Story: Cabinet government
Page 5 – Changes under MMP
Collective cabinet responsibility evolved following New Zealand’s change to a mixed-member proportional (MMP) electoral system in 1996 and the demands of multi-party government. The issue of unanimity has been the source of most of the changes in the post-MMP period.
The coalition between National and New Zealand First which began in 1996 was plagued by conflicts and personality differences from the start. It collapsed in 1998 when the New Zealand First members walked out of cabinet in a disagreement over the sale of the government’s share in Wellington airport.
Agreeing to disagree
That some sort of change was needed was demonstrated by the demise of the National–New Zealand First coalition during the National-led government of 1996–99. Having adopted a strict interpretation of collective responsibility, it was unable to accommodate the public expression of significant differences over policy. Accordingly the Labour–Alliance government adjusted the convention in 1999 to allow the establishment of agree-to-disagree procedures.

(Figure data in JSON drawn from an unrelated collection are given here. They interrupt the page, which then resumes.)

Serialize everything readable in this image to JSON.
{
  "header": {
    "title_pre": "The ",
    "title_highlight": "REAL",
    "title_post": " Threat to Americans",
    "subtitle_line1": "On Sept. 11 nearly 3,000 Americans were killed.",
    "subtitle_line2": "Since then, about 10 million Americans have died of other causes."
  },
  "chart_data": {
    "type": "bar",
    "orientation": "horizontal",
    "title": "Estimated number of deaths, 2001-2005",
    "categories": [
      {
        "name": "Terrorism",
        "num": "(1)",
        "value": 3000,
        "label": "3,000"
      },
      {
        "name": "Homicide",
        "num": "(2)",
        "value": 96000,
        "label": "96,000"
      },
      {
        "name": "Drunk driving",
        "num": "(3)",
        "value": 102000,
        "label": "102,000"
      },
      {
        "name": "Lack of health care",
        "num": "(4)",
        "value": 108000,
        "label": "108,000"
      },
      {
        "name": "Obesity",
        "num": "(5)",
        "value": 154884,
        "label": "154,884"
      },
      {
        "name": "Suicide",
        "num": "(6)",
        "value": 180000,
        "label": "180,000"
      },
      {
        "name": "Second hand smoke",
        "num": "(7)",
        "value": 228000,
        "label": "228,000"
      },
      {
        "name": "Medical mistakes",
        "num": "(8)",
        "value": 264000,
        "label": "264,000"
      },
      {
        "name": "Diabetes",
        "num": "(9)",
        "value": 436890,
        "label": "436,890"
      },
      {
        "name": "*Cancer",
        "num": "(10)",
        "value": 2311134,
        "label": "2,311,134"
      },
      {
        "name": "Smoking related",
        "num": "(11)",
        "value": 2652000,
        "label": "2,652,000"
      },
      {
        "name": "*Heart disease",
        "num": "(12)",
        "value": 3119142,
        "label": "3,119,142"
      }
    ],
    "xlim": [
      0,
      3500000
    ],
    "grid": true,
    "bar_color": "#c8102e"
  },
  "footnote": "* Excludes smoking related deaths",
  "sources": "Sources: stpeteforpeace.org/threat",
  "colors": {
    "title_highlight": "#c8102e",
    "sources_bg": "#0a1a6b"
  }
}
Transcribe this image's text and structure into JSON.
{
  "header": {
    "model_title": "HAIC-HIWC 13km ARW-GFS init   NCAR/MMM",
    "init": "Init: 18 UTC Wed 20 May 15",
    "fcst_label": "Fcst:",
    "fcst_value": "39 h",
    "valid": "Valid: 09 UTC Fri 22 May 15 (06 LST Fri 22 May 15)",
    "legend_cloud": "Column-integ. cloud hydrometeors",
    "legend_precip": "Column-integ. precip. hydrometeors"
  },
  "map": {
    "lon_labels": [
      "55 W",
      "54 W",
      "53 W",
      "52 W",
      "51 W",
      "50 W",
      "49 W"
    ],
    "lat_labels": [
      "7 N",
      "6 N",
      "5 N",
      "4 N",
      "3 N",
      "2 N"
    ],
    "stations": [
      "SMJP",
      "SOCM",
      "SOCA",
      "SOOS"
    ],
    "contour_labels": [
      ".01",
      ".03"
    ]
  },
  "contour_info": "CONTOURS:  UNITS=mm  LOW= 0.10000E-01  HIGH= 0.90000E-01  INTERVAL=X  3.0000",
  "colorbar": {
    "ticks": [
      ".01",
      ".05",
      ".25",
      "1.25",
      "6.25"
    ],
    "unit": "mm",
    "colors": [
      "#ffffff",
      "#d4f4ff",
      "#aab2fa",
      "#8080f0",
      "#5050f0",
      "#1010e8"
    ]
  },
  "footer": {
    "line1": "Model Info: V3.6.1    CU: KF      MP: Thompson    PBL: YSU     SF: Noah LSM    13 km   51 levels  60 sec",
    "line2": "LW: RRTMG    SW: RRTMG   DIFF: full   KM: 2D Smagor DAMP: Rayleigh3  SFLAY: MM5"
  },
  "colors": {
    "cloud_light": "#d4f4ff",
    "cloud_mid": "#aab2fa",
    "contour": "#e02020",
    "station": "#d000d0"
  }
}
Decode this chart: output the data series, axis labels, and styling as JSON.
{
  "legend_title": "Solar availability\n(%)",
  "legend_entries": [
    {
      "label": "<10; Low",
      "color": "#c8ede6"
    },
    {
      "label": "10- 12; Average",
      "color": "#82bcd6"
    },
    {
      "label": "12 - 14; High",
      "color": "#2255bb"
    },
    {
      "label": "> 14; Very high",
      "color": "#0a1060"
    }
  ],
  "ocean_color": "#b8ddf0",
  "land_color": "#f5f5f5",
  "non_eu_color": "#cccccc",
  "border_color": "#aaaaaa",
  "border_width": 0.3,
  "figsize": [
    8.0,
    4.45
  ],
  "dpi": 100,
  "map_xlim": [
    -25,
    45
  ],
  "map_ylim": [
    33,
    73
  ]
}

Partial application of collective responsibility
The Labour-led minority coalition government formed in October 2005 further modified the convention of collective responsibility. That government was built on four separate agreements between political parties.

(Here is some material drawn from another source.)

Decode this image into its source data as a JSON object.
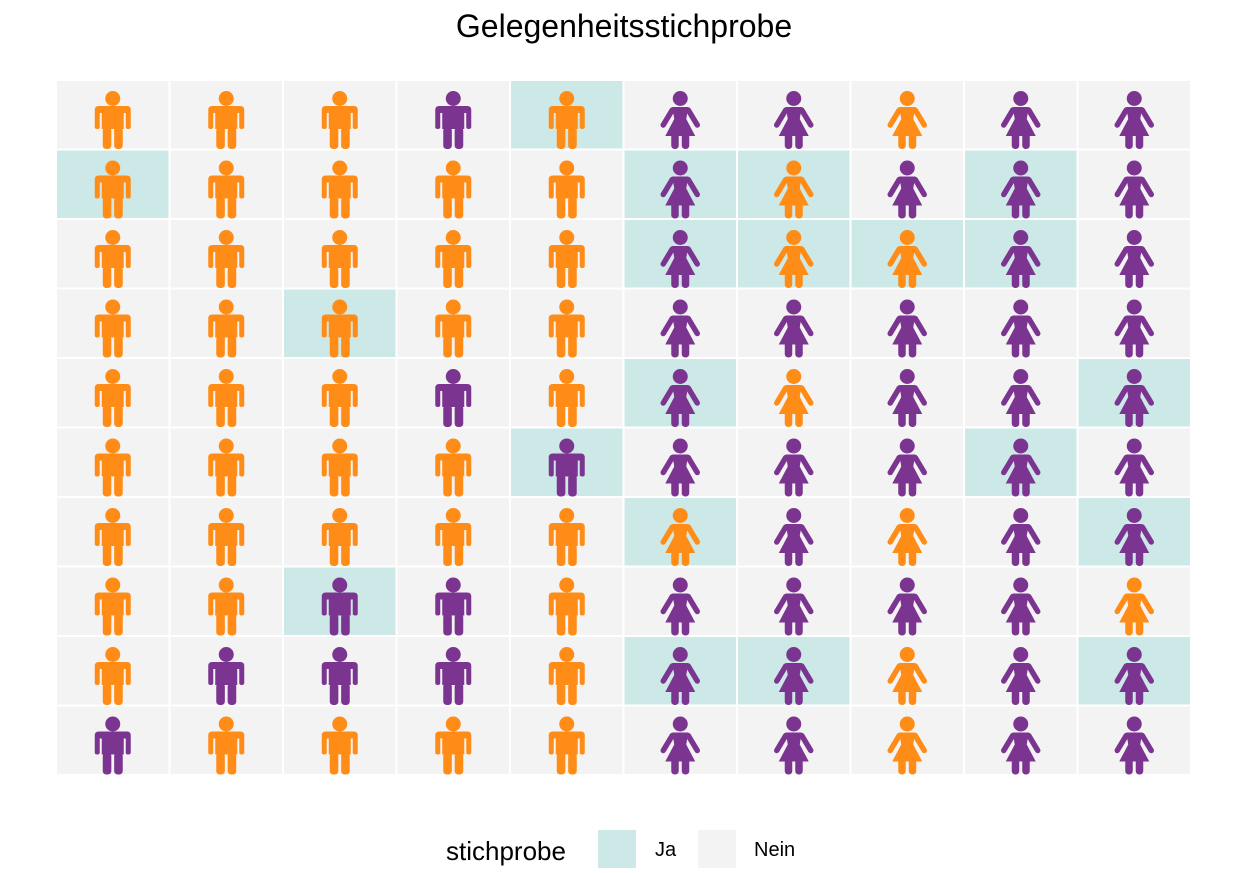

The two agreements on confidence and supply with the New Zealand First and United Future parties gave the leader of each of these two parties, Winston Peters and Peter Dunne respectively, ministerial positions. While the Cabinet manual provisions relating to collective responsibility applied to each minister, they did so only in respect of their particular portfolio responsibilities. In every other situation the agree-to-disagree provisions of the Cabinet manual applied.

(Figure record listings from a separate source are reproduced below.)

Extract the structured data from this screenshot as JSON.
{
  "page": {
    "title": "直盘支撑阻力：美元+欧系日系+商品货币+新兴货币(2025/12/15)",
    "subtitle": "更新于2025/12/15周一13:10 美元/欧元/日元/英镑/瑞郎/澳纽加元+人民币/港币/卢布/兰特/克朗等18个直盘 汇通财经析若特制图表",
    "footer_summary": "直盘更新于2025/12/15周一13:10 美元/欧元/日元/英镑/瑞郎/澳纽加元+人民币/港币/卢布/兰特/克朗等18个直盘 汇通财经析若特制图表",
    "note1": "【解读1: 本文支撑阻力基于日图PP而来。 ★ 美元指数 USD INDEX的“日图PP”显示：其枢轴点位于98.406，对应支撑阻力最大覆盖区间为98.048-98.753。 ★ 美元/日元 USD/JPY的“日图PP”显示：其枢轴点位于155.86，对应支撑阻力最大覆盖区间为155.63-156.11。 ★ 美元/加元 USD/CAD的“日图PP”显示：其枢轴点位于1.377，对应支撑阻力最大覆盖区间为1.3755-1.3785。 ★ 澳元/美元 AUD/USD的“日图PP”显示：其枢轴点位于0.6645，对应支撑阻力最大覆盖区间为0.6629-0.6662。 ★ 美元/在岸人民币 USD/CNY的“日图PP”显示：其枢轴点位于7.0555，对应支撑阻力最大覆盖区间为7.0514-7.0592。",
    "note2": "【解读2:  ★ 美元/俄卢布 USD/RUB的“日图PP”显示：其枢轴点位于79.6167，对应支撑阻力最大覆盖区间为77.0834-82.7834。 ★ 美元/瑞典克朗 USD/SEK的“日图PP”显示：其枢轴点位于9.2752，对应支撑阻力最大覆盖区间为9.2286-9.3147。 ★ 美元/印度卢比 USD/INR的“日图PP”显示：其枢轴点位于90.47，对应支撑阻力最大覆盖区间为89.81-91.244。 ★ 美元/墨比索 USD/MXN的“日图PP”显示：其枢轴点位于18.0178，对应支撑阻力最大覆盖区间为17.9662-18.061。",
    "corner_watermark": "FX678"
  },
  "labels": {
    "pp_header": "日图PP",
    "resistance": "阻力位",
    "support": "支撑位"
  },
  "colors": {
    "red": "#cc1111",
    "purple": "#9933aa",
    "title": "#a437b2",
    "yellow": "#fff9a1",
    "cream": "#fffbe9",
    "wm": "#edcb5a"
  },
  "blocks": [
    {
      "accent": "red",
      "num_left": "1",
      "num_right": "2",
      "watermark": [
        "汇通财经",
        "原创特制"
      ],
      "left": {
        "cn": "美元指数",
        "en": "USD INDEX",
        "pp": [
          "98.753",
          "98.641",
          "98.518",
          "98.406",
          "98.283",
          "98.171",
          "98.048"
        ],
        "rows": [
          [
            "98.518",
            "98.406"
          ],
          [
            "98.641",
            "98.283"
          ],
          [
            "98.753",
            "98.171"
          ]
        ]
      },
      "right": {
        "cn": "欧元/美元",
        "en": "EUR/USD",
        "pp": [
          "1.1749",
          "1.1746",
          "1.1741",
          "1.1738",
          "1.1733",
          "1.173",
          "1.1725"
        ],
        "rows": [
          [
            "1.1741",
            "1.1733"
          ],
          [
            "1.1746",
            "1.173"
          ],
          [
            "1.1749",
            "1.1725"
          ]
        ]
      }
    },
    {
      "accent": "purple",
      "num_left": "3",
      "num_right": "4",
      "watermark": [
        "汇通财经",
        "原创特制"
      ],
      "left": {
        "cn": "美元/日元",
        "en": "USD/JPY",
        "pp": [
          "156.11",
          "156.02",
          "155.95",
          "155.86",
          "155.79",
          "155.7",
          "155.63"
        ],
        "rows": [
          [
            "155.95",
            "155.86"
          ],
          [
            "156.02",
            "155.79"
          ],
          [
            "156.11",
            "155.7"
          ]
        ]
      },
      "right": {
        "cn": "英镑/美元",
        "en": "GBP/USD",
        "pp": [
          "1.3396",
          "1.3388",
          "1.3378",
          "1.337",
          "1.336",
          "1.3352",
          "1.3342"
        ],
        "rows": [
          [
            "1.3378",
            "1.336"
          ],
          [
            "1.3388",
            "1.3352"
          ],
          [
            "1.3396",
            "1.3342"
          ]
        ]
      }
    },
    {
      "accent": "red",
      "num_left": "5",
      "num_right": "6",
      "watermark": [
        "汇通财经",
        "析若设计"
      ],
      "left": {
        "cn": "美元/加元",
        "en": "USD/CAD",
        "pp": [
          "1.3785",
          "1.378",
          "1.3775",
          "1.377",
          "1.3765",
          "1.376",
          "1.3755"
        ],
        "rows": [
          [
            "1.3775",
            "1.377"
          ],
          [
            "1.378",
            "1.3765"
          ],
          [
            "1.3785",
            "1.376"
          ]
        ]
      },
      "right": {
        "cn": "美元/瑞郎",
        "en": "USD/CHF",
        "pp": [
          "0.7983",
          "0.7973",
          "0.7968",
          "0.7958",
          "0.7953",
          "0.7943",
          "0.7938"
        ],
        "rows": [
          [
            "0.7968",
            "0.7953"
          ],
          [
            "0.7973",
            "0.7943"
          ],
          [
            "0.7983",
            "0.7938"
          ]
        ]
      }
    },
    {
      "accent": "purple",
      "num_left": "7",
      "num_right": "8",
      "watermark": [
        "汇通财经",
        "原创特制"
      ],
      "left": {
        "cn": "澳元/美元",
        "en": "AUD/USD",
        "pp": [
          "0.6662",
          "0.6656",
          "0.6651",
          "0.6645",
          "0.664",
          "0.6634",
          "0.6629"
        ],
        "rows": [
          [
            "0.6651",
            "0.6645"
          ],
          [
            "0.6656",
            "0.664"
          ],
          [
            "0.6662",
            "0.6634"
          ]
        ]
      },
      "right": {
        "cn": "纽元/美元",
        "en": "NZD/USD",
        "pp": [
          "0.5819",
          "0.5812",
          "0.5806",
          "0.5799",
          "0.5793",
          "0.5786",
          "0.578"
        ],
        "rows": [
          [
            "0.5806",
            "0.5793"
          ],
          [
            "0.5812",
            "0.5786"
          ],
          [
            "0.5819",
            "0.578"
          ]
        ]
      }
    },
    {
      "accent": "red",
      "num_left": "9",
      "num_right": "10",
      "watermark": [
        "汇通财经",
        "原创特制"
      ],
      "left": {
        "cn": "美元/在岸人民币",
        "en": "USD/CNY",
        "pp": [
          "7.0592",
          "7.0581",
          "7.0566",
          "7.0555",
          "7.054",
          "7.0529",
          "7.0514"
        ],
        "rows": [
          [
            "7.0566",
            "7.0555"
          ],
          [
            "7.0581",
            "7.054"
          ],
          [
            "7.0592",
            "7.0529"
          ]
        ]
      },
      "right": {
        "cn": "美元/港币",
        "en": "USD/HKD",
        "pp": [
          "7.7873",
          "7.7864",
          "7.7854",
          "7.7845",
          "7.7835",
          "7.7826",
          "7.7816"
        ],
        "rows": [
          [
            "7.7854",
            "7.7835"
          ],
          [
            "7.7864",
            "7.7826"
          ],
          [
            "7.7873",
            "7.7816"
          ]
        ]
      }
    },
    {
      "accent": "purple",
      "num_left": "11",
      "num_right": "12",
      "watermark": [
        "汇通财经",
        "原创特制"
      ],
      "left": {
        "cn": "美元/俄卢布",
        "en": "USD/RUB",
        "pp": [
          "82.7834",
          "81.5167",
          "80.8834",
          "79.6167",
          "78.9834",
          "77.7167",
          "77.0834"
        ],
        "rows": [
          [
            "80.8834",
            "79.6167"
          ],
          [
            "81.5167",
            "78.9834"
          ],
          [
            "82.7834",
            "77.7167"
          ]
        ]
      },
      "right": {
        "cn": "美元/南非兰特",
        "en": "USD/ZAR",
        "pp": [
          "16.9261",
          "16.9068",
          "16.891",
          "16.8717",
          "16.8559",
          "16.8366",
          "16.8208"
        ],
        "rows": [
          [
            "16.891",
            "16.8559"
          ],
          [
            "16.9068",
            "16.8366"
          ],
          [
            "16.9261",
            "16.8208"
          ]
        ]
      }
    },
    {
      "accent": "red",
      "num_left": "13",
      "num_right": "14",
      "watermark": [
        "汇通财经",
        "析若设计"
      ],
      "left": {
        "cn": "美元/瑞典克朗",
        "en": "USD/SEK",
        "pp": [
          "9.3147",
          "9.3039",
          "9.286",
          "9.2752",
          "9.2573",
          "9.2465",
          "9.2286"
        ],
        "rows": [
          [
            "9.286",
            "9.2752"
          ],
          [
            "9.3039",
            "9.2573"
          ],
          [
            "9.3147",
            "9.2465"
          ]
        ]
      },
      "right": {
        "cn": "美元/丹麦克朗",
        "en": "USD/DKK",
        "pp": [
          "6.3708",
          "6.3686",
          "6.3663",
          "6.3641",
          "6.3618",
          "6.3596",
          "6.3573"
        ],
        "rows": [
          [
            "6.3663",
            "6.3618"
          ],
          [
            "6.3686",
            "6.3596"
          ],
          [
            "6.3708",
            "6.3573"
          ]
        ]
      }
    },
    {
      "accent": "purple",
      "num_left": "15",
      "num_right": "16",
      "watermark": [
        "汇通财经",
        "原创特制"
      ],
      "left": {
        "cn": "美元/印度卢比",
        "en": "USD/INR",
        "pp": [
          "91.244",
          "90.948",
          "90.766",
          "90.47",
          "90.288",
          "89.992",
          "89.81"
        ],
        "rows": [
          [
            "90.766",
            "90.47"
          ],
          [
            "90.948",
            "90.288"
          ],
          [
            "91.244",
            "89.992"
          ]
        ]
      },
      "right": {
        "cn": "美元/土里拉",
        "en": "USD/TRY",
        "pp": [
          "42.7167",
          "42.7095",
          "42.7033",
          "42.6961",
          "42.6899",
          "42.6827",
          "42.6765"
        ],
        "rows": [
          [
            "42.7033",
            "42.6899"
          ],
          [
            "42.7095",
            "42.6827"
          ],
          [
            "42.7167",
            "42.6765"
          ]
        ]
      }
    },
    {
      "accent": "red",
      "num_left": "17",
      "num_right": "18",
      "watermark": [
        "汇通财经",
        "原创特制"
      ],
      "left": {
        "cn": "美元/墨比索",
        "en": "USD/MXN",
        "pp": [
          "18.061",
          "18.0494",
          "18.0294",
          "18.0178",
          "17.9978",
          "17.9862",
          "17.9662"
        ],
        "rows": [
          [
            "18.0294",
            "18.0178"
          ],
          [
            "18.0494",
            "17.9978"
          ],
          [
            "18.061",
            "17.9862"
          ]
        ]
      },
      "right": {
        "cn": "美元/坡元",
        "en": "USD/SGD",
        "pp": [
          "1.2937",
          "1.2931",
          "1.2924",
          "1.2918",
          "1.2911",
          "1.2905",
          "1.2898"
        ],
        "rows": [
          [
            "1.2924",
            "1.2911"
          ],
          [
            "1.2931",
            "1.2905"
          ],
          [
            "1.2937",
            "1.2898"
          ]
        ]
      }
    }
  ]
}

Neither was a member of any cabinet committee – other ministers presented papers on behalf of them. The two ministers appeared on the ministerial list as ‘Ministers Outside Cabinet from other Parties with Confidence and Supply Agreements’.
Agreeing to cooperate
The 2005 cooperation agreement between Labour and the Green Party led to some changes in the way cabinet worked. The Greens agreed not to oppose the government on confidence and supply, and in return were able to be involved in policy development and implementation arrangements (including budget deliberations) in a number of specified policy areas. This meant Green Party representatives were able to attend cabinet committee meetings and participate in discussions.
The pattern established by the 2005–2008 Labour-led government was followed by the National-led administration elected in 2008.